The difference is that a flat return value is not evented: it just happens once and exists. Reactive sources hence need to nest the value type twice, whereas reactive sinks are just first-order functions and are hence the flattest form:

SourceOperator<Ta, Tb> := Source<Ta> -> Source<Ta>
== ((Ta -> *) -> *) -> ((Tb -> *) -> *)
SinkOperator<Ta, Tb> := Sink<Tb> -> Sink<Ta>
== (Tb -> *) -> (Ta -> *)


Flipping the operator on its head has interesting consequences for programming with this type. They are not just negative consequences as such unnatural of a flow would suggest, but is instead just reveals symmetries of reactive code.

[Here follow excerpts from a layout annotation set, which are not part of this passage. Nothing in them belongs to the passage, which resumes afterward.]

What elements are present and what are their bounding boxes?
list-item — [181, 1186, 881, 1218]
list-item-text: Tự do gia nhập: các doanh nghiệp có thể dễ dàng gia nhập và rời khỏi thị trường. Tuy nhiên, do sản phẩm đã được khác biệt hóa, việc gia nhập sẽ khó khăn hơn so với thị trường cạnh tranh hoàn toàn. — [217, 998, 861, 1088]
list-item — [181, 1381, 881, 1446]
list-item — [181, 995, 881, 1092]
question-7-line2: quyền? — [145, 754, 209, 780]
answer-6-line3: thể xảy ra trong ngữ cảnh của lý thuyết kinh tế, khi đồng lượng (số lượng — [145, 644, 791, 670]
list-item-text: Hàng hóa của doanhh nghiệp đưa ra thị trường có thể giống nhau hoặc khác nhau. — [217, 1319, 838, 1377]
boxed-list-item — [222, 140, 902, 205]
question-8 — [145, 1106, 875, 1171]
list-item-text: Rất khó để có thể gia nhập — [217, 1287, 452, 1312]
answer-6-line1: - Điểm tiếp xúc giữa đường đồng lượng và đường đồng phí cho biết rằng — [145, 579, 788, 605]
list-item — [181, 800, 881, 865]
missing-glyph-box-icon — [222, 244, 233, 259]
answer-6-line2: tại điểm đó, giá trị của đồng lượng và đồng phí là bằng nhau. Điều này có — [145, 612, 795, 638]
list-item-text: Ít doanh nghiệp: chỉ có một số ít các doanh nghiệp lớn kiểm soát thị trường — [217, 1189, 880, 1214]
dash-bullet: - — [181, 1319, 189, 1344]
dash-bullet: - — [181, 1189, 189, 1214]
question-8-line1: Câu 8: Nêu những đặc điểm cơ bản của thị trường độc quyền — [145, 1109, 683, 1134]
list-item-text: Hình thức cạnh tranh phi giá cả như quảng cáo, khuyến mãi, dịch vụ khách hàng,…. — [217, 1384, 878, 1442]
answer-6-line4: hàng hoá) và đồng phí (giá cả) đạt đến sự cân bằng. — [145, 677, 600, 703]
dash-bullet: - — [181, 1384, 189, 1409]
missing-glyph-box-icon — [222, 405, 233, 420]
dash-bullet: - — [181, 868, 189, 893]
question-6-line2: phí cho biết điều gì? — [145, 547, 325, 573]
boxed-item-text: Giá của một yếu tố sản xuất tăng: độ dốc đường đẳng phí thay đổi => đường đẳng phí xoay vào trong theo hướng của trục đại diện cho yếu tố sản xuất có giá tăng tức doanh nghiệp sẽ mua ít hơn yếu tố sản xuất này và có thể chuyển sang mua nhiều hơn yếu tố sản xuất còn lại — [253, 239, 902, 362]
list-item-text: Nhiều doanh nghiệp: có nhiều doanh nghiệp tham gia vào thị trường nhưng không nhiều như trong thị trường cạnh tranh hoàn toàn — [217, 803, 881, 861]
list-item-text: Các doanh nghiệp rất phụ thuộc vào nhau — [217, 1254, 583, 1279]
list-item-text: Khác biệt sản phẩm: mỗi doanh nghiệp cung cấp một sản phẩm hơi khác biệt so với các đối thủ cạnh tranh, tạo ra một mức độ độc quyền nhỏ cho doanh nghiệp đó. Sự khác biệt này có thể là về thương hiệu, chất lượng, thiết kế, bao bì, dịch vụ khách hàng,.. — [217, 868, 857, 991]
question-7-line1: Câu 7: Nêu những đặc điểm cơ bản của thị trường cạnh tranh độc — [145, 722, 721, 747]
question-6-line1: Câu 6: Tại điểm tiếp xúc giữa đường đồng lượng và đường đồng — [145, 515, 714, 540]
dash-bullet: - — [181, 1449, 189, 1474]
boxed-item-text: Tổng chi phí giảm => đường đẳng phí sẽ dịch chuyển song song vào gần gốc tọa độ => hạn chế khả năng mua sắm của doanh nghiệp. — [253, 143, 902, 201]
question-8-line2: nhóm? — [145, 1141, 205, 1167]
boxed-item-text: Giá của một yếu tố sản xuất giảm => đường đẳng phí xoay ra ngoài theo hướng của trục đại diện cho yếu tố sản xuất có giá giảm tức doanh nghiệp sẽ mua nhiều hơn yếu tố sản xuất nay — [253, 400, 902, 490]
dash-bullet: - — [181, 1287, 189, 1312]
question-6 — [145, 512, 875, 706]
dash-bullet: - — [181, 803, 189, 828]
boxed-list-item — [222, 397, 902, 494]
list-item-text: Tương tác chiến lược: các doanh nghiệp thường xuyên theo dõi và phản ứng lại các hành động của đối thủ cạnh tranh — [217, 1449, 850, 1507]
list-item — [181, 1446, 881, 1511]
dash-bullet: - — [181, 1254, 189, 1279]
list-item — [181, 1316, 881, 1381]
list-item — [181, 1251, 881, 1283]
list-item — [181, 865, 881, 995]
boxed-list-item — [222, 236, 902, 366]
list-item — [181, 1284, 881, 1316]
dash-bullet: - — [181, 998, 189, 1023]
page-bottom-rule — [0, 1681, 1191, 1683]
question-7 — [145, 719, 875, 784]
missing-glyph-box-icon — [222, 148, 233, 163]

merge becomes trivial for example: the sink is just passed into the sources to be merged. However, share becomes hard: instead of pulling values out of whatever scope the supplier ends up in, we have to manage the subscriptions ourselves. This is mostly a matter of Ix vs. the world, as Rx and Reagent have to do this anyways when subscribers are subscribed to the Observable.

Above all else, program flow changes. Here, the leaves of the flow graph (i.e. the subscribers) must exist first, then the graph is constructed from there. From an abstraction standpoint, it's interesting that developers would tend not to want this. Many APIs are massaged data sources to plug consumers into, not consumers to plug data into. Of course, we can define a reciprocal definition of a "base consumer": a Subject-like leaf that caps off the operator graph and allows for deferred subscription.